I think I did understand your perfectly clear explanation.

> It doesn't matter how these raw bytes are encoded internally.  No matter
> what mechanism we use to accomplish it, propagating invalid byte
> sequences by default is bad security policy.

How can we be responsible for byte streams that originated outside?
That's the responsibility of the source.  And if there is a consumer,
then it is their responsibility not to trip upon such bytes.

But how can you refuse to copy such bytes when you are just a pipe
that is expected not to change anything it wasn't toild to?

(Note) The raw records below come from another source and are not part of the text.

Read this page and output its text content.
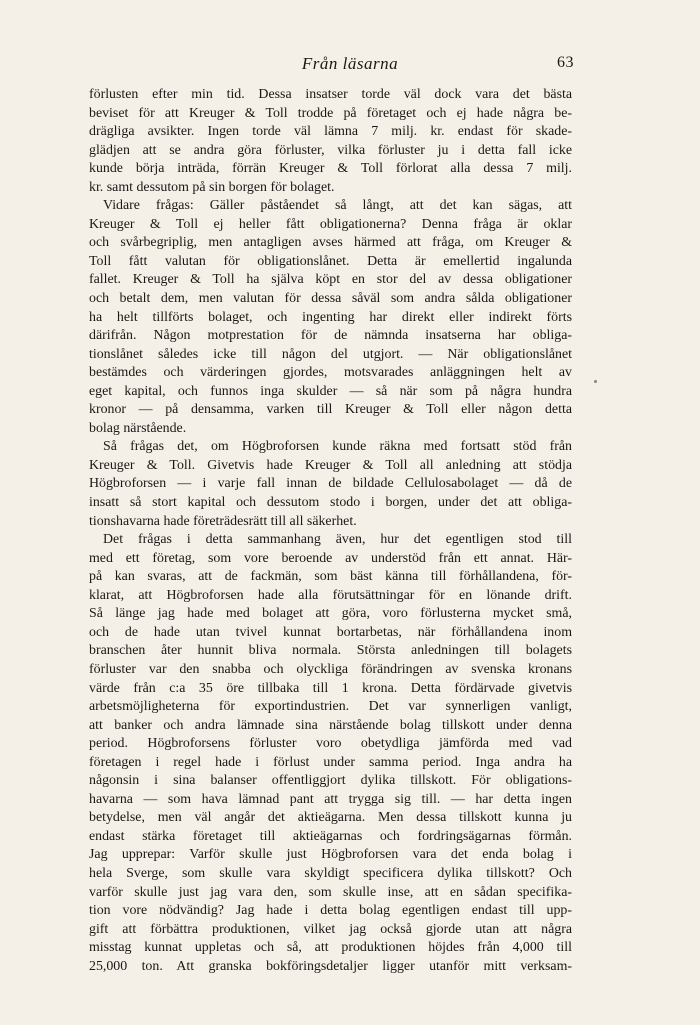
Från läsarna	63
förlusten efter min tid. Dessa insatser torde väl dock vara det bästa
beviset för att Kreuger & Toll trodde på företaget och ej hade några be-
drägliga avsikter. Ingen torde väl lämna 7 milj. kr. endast för skade-
glädjen att se andra göra förluster, vilka förluster ju i detta fall icke
kunde börja inträda, förrän Kreuger & Toll förlorat alla dessa 7 milj.
kr. samt dessutom på sin borgen för bolaget.
Vidare frågas: Gäller påståendet så långt, att det kan sägas, att
Kreuger & Toll ej heller fått obligationerna? Denna fråga är oklar
och svårbegriplig, men antagligen avses härmed att fråga, om Kreuger &
Toll fått valutan för obligationslånet. Detta är emellertid ingalunda
fallet. Kreuger & Toll ha själva köpt en stor del av dessa obligationer
och betalt dem, men valutan för dessa såväl som andra sålda obligationer
ha helt tillförts bolaget, och ingenting har direkt eller indirekt förts
därifrån. Någon motprestation för de nämnda insatserna har obliga-
tionslånet således icke till någon del utgjort. — När obligationslånet
bestämdes och värderingen gjordes, motsvarades anläggningen helt av
eget kapital, och funnos inga skulder — så när som på några hundra
kronor — på densamma, varken till Kreuger & Toll eller någon detta
bolag närstående.
Så frågas det, om Högbroforsen kunde räkna med fortsatt stöd från
Kreuger & Toll. Givetvis hade Kreuger & Toll all anledning att stödja
Högbroforsen — i varje fall innan de bildade Cellulosabolaget — då de
insatt så stort kapital och dessutom stodo i borgen, under det att obliga-
tionshavarna hade företrädesrätt till all säkerhet.
Det frågas i detta sammanhang även, hur det egentligen stod till
med ett företag, som vore beroende av understöd från ett annat. Här-
på kan svaras, att de fackmän, som bäst känna till förhållandena, för-
klarat, att Högbroforsen hade alla förutsättningar för en lönande drift.
Så länge jag hade med bolaget att göra, voro förlusterna mycket små,
och de hade utan tvivel kunnat bortarbetas, när förhållandena inom
branschen åter hunnit bliva normala. Största anledningen till bolagets
förluster var den snabba och olyckliga förändringen av svenska kronans
värde från c:a 35 öre tillbaka till 1 krona. Detta fördärvade givetvis
arbetsmöjligheterna för exportindustrien. Det var synnerligen vanligt,
att banker och andra lämnade sina närstående bolag tillskott under denna
period. Högbroforsens förluster voro obetydliga jämförda med vad
företagen i regel hade i förlust under samma period. Inga andra ha
någonsin i sina balanser offentliggjort dylika tillskott. För obligations-
havarna — som hava lämnad pant att trygga sig till. — har detta ingen
betydelse, men väl angår det aktieägarna. Men dessa tillskott kunna ju
endast stärka företaget till aktieägarnas och fordringsägarnas förmån.
Jag upprepar: Varför skulle just Högbroforsen vara det enda bolag i
hela Sverge, som skulle vara skyldigt specificera dylika tillskott? Och
varför skulle just jag vara den, som skulle inse, att en sådan specifika-
tion vore nödvändig? Jag hade i detta bolag egentligen endast till upp-
gift att förbättra produktionen, vilket jag också gjorde utan att några
misstag kunnat uppletas och så, att produktionen höjdes från 4,000 till
25,000 ton. Att granska bokföringsdetaljer ligger utanför mitt verksam-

Btw, Emacs doesn't expose the internal representation of these bytes
easily to Lisp programs.  That is, whenever any program tries to
access the character at that position, it gets the original raw byte
that was there before the string was read from outside.  A Lisp
program needs some very tricky and deliberate techniques to access the
internal representation of such bytes.  (It isn't "overlong", btw, we
just represent the 128 bytes as codepoints in the 0x3fffXX range, and
encode it in UTF-8 with 5 bytes.)

> The Unicode standard requires that all UTF-8 codecs refuse to accept,
> produce, or propagate invalid byte sequences, including the troublesome
> overlong encodings.

What Emacs does is interpret each byte of such invalid byte sequences
as a separate raw byte, and represent each one of them internally as
described above.  Emacs cannot "refuse to propagate" the original
sequence, because users of an editor expect it not to alter any part
of the input that wasn't explicitly modified by the user or commands
she invoked.

> I'm not one for blindly following standards, but in my opinion this
> is the default policy we should adopt.

So just passing a string unaltered through a Guile program would
change that string?  That sounds like unpleasant surprise for the
users, at least for Emacs users.  Emacs has been there around v20.x,
and we still carry the scars.  It would be a unwise, IMO, if Guile
would repeat those same mistakes.